If you've any knowledge of the series, you'll know what to expect here. It's a simple sidescrolling beat ‘em up, across a crop of Lord of the Rings-y high fantasy stages. Fiery caverns, castles, all that good stuff. You'll cast elemental magic, ride on bizarre dragon-chicken freaks, and get your swashbuckling swordfighting on. Mostly the latter, there's lots and lots of that.

Trolls! Dog-faced freaks! This is quite the rough neighborhood.

There are no fancy-ass new characters, like that panther dude from the Golden Axe III. The modes are the same, just the main campaign and the Duel option as a kind of survival test. There are a few spangly new visual effects, and the soundtrack is much improved, but the voice samples are as hilariously piss-poor as ever. Beyond that, and the revamped magic system (which now doesn't dumbassily force you to use your whole stock at once), the stench of rehash is strong with this one.

But let's take off our cynical pants.
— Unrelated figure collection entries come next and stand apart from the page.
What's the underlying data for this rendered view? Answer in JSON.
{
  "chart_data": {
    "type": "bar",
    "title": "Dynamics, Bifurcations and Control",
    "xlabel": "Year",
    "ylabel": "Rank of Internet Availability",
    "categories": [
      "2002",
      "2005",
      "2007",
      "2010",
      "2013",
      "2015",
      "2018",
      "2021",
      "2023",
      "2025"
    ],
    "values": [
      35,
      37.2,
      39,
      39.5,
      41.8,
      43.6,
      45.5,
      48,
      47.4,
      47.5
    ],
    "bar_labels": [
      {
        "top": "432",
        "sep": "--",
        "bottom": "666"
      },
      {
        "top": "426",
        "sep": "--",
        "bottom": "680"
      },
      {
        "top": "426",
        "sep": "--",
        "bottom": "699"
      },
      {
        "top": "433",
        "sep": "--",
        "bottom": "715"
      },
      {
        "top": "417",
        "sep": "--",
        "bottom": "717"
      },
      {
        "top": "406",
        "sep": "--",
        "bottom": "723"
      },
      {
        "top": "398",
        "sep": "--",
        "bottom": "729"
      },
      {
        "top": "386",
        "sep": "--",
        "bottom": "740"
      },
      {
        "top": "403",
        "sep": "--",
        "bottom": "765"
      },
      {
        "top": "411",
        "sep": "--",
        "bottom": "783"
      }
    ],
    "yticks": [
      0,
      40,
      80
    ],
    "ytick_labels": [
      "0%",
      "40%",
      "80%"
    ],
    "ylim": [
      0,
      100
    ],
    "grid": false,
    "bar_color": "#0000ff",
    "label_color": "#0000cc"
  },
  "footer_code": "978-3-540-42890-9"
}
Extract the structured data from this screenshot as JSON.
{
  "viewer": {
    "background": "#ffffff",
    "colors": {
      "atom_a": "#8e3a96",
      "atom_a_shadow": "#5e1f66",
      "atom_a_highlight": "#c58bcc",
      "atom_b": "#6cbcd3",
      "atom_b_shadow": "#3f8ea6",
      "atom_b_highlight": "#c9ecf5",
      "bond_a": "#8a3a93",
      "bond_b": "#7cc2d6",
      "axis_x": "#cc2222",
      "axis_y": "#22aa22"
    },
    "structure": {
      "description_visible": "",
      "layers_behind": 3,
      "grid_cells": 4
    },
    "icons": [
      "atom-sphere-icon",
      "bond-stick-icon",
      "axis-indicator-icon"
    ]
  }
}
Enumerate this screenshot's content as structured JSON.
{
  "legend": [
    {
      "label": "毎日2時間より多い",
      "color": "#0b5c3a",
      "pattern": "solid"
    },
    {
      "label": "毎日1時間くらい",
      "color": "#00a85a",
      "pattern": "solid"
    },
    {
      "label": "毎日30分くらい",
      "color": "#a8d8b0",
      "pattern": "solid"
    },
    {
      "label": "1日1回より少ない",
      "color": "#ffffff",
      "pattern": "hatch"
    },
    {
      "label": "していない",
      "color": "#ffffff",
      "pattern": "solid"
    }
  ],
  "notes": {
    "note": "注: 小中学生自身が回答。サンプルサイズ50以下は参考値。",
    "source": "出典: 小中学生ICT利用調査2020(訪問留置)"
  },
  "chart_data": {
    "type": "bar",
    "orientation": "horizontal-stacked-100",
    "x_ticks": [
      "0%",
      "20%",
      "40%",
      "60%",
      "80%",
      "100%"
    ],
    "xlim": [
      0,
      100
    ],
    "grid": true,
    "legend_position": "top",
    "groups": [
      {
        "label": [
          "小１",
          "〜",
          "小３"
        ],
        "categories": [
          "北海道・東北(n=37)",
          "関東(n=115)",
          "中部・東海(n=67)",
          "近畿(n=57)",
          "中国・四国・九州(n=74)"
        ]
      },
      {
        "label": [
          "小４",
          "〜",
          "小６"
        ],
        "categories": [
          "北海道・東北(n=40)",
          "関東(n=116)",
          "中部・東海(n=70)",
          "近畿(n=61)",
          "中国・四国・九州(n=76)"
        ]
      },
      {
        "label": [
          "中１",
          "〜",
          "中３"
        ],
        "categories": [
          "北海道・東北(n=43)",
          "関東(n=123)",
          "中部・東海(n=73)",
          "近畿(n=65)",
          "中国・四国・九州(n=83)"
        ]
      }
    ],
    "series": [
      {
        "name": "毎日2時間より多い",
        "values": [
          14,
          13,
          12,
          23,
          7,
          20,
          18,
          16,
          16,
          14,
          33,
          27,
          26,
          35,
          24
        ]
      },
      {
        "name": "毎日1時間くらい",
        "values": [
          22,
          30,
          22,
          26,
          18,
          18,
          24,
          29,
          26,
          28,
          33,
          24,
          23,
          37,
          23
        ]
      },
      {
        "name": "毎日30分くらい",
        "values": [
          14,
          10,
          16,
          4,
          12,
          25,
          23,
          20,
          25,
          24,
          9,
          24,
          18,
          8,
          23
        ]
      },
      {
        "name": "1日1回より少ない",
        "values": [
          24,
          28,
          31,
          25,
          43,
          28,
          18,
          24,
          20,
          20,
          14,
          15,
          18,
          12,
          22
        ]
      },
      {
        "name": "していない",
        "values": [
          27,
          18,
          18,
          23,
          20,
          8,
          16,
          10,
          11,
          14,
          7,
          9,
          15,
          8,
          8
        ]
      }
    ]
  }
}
Why the hell shouldn't it be? All Golden Axe fans --it did have them, and still does-- wanted was more of the same, and that's what they were given. Sega may have taken that message a little too literally, but let's not bitch about it too much. After all, this was the last time dwarfish badass Gilius was playable. He was everyone's favorite, no denials or exceptions, and his last game demands respect.

Who in holy hell ever wanted to play as blue speedos dude? Nobody, that's who.